O encontro que faltava (e o único que interessava)

- Bom dia!
- Ora!
- Porquê? Acha que não está bom dia?
- Acho sim.
- Então por que disse ora?!
- Porque gosto de dizer essa palavra. Além disso, é uma palavra que me foi deixada em herança pelo meu tio.
- É uma boa razão.
- Devemos conservar o que os nossos antepassados nos legaram.

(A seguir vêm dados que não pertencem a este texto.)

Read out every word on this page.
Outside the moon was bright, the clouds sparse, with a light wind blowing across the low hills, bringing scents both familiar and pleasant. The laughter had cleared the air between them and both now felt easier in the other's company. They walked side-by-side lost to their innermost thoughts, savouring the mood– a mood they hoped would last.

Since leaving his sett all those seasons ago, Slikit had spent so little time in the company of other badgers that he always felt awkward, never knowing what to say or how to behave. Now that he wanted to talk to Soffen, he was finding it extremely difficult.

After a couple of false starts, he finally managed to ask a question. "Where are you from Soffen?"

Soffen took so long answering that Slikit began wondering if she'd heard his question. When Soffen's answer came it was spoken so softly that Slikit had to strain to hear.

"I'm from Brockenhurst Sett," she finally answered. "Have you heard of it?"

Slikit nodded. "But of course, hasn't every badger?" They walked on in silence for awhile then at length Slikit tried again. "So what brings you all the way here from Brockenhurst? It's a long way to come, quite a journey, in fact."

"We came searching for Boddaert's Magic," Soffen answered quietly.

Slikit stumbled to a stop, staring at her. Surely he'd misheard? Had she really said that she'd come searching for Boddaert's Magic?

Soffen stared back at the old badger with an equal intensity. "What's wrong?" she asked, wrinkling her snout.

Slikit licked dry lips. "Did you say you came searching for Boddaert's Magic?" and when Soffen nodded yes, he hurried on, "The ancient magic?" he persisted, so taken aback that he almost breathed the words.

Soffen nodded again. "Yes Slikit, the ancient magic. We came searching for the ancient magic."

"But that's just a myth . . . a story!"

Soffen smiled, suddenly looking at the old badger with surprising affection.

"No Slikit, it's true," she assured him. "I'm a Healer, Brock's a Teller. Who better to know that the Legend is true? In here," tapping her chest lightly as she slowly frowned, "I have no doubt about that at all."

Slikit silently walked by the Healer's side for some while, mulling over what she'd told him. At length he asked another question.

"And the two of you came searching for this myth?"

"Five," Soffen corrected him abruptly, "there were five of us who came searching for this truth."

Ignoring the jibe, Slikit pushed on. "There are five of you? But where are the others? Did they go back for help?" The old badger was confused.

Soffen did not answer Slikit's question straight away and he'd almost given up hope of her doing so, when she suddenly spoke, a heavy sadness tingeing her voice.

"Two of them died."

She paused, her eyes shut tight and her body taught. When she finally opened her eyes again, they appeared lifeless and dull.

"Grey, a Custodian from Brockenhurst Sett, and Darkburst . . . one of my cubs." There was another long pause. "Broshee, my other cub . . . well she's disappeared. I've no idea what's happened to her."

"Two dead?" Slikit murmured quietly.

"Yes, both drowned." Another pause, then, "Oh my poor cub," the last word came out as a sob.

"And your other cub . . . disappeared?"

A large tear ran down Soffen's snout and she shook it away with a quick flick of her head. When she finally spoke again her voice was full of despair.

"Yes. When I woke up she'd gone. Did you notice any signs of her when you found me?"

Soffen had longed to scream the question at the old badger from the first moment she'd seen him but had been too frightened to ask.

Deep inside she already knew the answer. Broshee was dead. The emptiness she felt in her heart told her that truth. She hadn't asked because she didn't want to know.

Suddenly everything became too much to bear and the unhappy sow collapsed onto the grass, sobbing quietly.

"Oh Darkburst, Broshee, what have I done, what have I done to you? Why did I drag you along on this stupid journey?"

- Com certeza. Não tinha pensado nisso.
- Assim como o quadrado da hipotenusa é igual à soma dos quadrados dos catetos.
- Ainda bem que o diz!
- O senhor é muito amável.
- Não, não. Digo o que penso.
- E eu agradeço o que ouço.
- Seja como for, bom dia!
- Ora!
- Porquê? Acha que não está bom dia?
- Acho sim.
- Então porque disse ora?
- Porque estou farto de dizer todavia.
- É uma boa razão.
- Gosto mais da sílaba tónica em ó do que em i.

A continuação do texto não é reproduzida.